The Lead role (ct-lead) orchestrates all three: spawn Worker → IVT
loop → spawn.validator → runValidatorMaxN → aggregate verdict →
either complete or loop-back via respawnWorker.
Cross-references
- ADR-051 — Programmatic gate integrity (evidence atom grammar the
Validator may cite in
finding.evidenceRefs)
- ADR-066 — Acceptance criteria required on every task (precondition
for
validator.ac-pull returning a non-empty roster)
- ADR-083 §4 — Cleo persona + hierarchy; defines Validator role tier
- SG-IVTR-AC-BINDING (T10377) — owning saga; Council §3.1 action #5
mandates this SKILL ships aligned with the contract
- T10379 — parent epic (E-VALIDATOR-SKILL-DRAFT)
- T10383 — sibling epic (E-VALIDATOR-ROLE) that owns the contract +
tools + runtime
- T10495 — initial SKILL.md draft (PR #769)
- T10496 — added the infra-fault row catalogue (PR #771)
- T10510 — shipped the contract types (PR #781)

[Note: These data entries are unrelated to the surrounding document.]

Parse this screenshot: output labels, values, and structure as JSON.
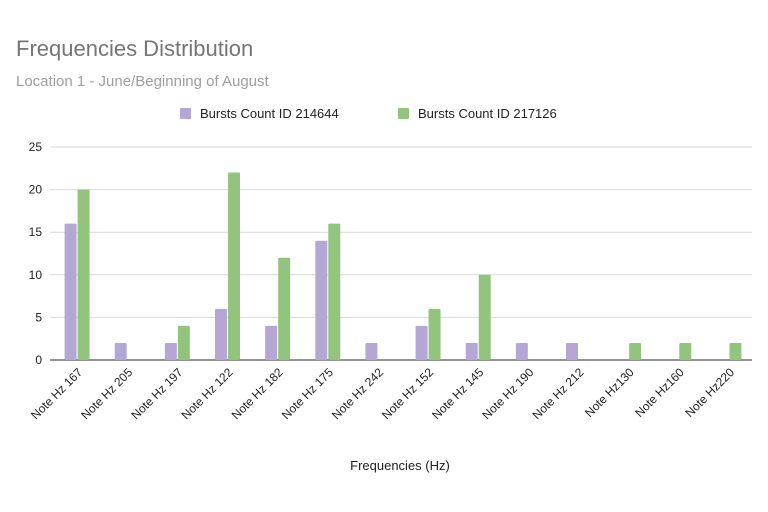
{
  "chart_data": {
    "type": "bar",
    "title": "Frequencies Distribution",
    "subtitle": "Location 1 - June/Beginning of August",
    "xlabel": "Frequencies (Hz)",
    "ylabel": "",
    "ylim": [
      0,
      25
    ],
    "yticks": [
      0,
      5,
      10,
      15,
      20,
      25
    ],
    "grid": true,
    "legend_position": "top",
    "categories": [
      "Note Hz 167",
      "Note Hz 205",
      "Note Hz 197",
      "Note Hz 122",
      "Note Hz 182",
      "Note Hz 175",
      "Note Hz 242",
      "Note Hz 152",
      "Note Hz 145",
      "Note Hz 190",
      "Note Hz 212",
      "Note Hz130",
      "Note Hz160",
      "Note Hz220"
    ],
    "series": [
      {
        "name": "Bursts Count ID 214644",
        "color": "#b4a7d6",
        "values": [
          16,
          2,
          2,
          6,
          4,
          14,
          2,
          4,
          2,
          2,
          2,
          0,
          0,
          0
        ]
      },
      {
        "name": "Bursts Count ID 217126",
        "color": "#93c47d",
        "values": [
          20,
          0,
          4,
          22,
          12,
          16,
          0,
          6,
          10,
          0,
          0,
          2,
          2,
          2
        ]
      }
    ]
  }
}
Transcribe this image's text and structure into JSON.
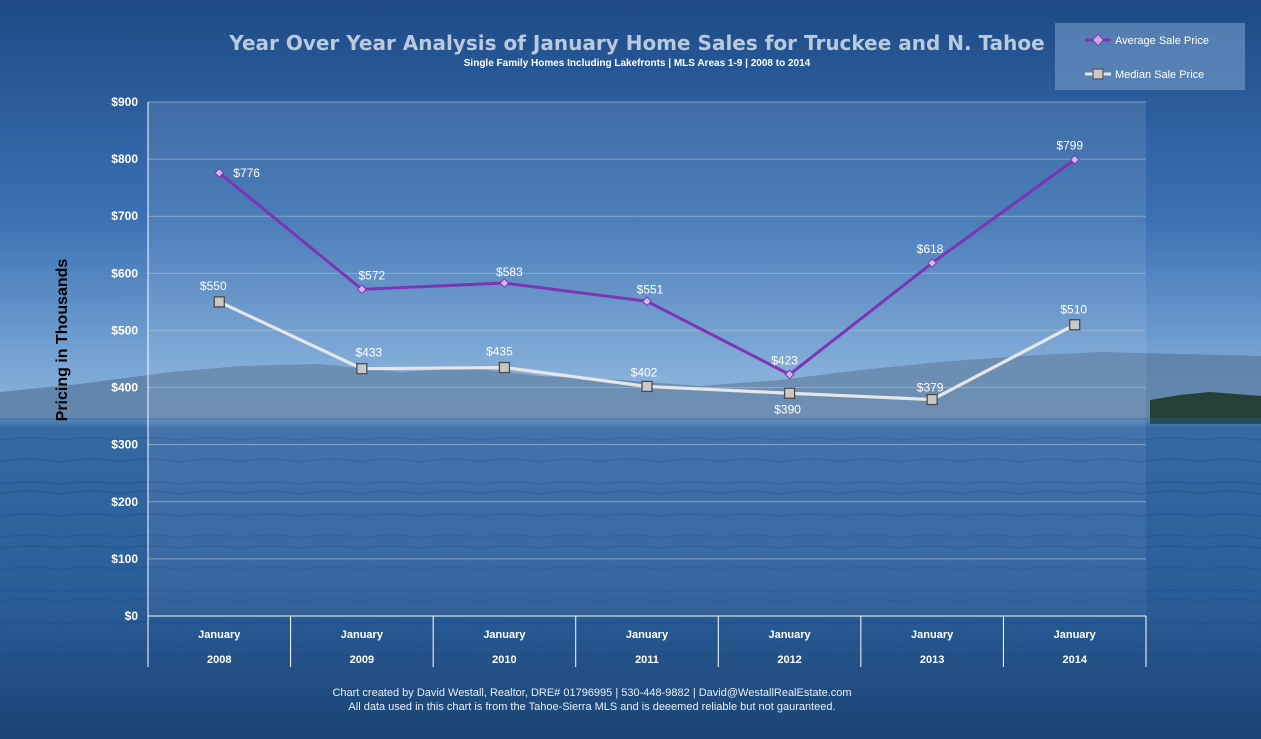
{
  "chart_data": {
    "type": "line",
    "title": "Year Over Year Analysis of January Home Sales for Truckee and N. Tahoe",
    "subtitle": "Single Family Homes Including Lakefronts | MLS Areas 1-9 | 2008 to 2014",
    "ylabel": "Pricing in Thousands",
    "xlabel": "",
    "ylim": [
      0,
      900
    ],
    "y_ticks": [
      "$0",
      "$100",
      "$200",
      "$300",
      "$400",
      "$500",
      "$600",
      "$700",
      "$800",
      "$900"
    ],
    "categories": [
      {
        "month": "January",
        "year": "2008"
      },
      {
        "month": "January",
        "year": "2009"
      },
      {
        "month": "January",
        "year": "2010"
      },
      {
        "month": "January",
        "year": "2011"
      },
      {
        "month": "January",
        "year": "2012"
      },
      {
        "month": "January",
        "year": "2013"
      },
      {
        "month": "January",
        "year": "2014"
      }
    ],
    "series": [
      {
        "name": "Average Sale Price",
        "color": "#7b35b5",
        "marker": "diamond",
        "values": [
          776,
          572,
          583,
          551,
          423,
          618,
          799
        ],
        "labels": [
          "$776",
          "$572",
          "$583",
          "$551",
          "$423",
          "$618",
          "$799"
        ]
      },
      {
        "name": "Median Sale Price",
        "color": "#e6e6e6",
        "marker": "square",
        "values": [
          550,
          433,
          435,
          402,
          390,
          379,
          510
        ],
        "labels": [
          "$550",
          "$433",
          "$435",
          "$402",
          "$390",
          "$379",
          "$510"
        ]
      }
    ],
    "legend_position": "top-right",
    "grid": true
  },
  "footer": {
    "line1": "Chart created by David Westall, Realtor, DRE# 01796995 | 530-448-9882 | David@WestallRealEstate.com",
    "line2": "All data used in this chart is from the Tahoe-Sierra MLS and is deeemed reliable but  not gauranteed."
  },
  "colors": {
    "sky_top": "#1f4f8f",
    "sky_bottom": "#6f9fd0",
    "water": "#2f68a6",
    "grid": "#9fb8d4"
  }
}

- T10511 — shipped the four
validator.* / spawn.validator SDK tools (PR #788)
- T10512 — shipped
runValidatorMaxN runtime (PR #787)
- T10514 — this revision: aligned SKILL.md to shipped reality
- T10515 — integration test will graduate
metadata.stability to stable
Status
v2.0.0, stability: experimental. The contract types, the four SDK
tools, and the Max-N runtime have all shipped. The remaining gap is
the end-to-end integration test (T10515) that drives a real
Lead↔Worker↔Validator loop against runValidatorMaxN. Once that test
runs green, metadata.stability bumps to stable. Until then this
SKILL ships ALIGNED — every signature, error code, and Max-N row in
this document reflects code that exists in main.